Иловайский смутился:
— Да все некогда было, Александр Васильевич! Книг-то у меня, признаться, не так много, но все же будет чем заполнить шкаф. Завтра же прикажу изготовить.
Рассматривая лежавшую на столе атамана войсковую печать с изображением оленя, пронзенного стрелой, Суворов сказал:
— Вот и в меня враг посылает стрелы. — А потом добавил в раздумье: — Не слишком ли скорбным является сие для печати воинской? А впрочем, в изображении том и подписи под ним — «Елень пронзен стрелой», — мнится мне, есть смысл глубокий. Гордый, неустрашимый олень знаменует собой не только казаков, но и всех воинов российских: даже если их ядовитыми стрелами пронзят, все же будут стоять они твердо, насмерть, защищая отечество.
Суворов поставил печать на прежнее место. Помолчав, добавил тихо, убежденно, с такой искренностью, что понял Иловайский — слова те шли из самой глубины сердца Суворова:
— Воинство российское — гордость народная. Я воин, солдат — и горжусь сим званием. Мои успехи имели целью благоденствие России.

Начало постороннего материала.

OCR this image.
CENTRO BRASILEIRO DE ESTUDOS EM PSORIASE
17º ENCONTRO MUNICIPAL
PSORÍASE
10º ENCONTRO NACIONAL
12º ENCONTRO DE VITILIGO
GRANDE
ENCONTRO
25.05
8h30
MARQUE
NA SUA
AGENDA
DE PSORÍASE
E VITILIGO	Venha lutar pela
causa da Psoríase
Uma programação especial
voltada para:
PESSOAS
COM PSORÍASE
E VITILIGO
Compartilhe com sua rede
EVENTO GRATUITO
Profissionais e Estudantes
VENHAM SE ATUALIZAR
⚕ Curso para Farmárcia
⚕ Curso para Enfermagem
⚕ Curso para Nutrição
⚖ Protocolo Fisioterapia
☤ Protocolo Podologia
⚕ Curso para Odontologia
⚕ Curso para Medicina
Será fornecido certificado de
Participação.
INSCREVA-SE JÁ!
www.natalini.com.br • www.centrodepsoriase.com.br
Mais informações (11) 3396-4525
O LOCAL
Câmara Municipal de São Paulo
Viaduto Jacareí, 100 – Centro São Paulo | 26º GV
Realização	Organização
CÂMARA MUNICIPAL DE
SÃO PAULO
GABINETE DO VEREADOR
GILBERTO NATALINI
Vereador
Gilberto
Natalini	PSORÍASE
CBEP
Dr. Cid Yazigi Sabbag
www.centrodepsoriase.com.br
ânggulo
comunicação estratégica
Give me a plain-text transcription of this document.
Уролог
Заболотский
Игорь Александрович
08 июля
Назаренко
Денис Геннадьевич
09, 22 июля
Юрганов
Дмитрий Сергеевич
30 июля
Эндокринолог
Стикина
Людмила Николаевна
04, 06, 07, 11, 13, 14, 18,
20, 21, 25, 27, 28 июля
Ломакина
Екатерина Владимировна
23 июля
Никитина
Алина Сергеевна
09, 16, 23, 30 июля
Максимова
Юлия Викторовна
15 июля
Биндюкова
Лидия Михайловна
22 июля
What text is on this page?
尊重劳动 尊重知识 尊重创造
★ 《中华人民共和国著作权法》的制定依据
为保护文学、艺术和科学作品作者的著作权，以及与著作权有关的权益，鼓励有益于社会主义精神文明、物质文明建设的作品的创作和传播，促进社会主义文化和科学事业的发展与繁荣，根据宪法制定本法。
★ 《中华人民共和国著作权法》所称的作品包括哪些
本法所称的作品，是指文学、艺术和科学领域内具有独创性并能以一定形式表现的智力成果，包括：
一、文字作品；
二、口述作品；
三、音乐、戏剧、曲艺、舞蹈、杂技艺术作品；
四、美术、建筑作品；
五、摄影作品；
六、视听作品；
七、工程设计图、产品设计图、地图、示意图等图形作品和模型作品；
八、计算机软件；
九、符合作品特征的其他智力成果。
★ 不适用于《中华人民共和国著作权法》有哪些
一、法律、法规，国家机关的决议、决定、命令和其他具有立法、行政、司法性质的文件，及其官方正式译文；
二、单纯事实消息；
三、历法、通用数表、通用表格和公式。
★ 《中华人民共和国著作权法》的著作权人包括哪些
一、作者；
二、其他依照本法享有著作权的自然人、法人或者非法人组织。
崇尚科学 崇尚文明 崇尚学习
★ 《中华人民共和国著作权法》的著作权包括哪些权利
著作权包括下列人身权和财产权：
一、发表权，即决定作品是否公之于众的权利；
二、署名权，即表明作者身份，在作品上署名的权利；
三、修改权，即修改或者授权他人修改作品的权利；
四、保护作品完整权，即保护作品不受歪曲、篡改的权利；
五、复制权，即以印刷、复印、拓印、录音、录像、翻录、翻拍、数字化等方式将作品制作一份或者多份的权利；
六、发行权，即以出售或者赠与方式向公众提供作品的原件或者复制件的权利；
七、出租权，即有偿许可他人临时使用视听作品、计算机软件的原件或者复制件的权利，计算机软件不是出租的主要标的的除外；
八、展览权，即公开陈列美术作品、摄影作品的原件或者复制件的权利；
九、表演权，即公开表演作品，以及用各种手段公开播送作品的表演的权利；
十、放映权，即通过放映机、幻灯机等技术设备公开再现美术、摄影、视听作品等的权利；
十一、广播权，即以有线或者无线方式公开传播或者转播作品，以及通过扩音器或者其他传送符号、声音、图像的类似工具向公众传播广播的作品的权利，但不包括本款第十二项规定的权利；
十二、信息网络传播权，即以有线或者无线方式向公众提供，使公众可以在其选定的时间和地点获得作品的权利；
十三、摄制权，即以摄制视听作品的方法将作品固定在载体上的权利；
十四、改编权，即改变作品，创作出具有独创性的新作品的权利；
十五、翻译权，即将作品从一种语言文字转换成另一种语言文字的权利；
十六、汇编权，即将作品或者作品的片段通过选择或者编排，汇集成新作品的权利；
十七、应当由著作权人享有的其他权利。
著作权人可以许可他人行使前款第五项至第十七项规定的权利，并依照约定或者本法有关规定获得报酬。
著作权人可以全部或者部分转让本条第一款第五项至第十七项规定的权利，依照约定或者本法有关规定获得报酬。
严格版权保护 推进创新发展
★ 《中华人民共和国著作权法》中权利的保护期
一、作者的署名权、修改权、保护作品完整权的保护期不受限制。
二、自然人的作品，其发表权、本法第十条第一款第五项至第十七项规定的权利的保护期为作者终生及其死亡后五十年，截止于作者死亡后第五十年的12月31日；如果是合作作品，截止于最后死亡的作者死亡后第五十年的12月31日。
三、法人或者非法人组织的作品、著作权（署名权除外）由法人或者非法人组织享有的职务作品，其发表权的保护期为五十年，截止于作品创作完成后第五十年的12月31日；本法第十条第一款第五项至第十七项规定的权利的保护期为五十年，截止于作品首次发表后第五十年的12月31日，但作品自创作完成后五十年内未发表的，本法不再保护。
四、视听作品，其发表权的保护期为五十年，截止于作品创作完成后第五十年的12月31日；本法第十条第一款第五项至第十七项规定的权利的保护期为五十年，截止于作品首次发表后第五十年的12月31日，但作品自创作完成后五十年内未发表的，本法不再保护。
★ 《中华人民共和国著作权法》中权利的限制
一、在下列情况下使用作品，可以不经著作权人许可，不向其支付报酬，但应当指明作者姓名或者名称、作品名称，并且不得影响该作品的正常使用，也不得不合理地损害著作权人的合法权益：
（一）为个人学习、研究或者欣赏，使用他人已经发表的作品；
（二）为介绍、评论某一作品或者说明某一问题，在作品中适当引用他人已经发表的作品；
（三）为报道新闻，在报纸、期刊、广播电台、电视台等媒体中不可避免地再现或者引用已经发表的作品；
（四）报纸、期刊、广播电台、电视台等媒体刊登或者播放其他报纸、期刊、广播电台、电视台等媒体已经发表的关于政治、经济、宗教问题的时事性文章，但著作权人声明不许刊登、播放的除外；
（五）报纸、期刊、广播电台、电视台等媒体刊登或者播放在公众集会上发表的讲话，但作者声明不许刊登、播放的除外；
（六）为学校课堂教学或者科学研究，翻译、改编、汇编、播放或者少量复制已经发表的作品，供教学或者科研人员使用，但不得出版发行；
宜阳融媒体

Самолюбие не управляло мною, и я забывал себя, когда дело шло о пользе государственной… Вот и на днях, узнав о новом назначении своем, сначала, признаться, огорчился, но, пораздумав, решил: ведь и командуя Владимирской дивизией смогу найти достойное приложение своим силам и способностям. Лишь бы не лишили меня возможности готовить войска так, как предусмотрено моим «Суздальским учреждением», а не по правилам бессмысленной пруссаческой муштры.
В размеренном, приглушенном голосе Суворова была такая сила и уверенность в своей правоте, что даже черствоватый, себялюбивый Иловайский был сильно взволнован и подумал: «Нет, он не упрямец, и не из тех, кто влюблен в свою славу! Чудаковат, правда, но цели у него благородные».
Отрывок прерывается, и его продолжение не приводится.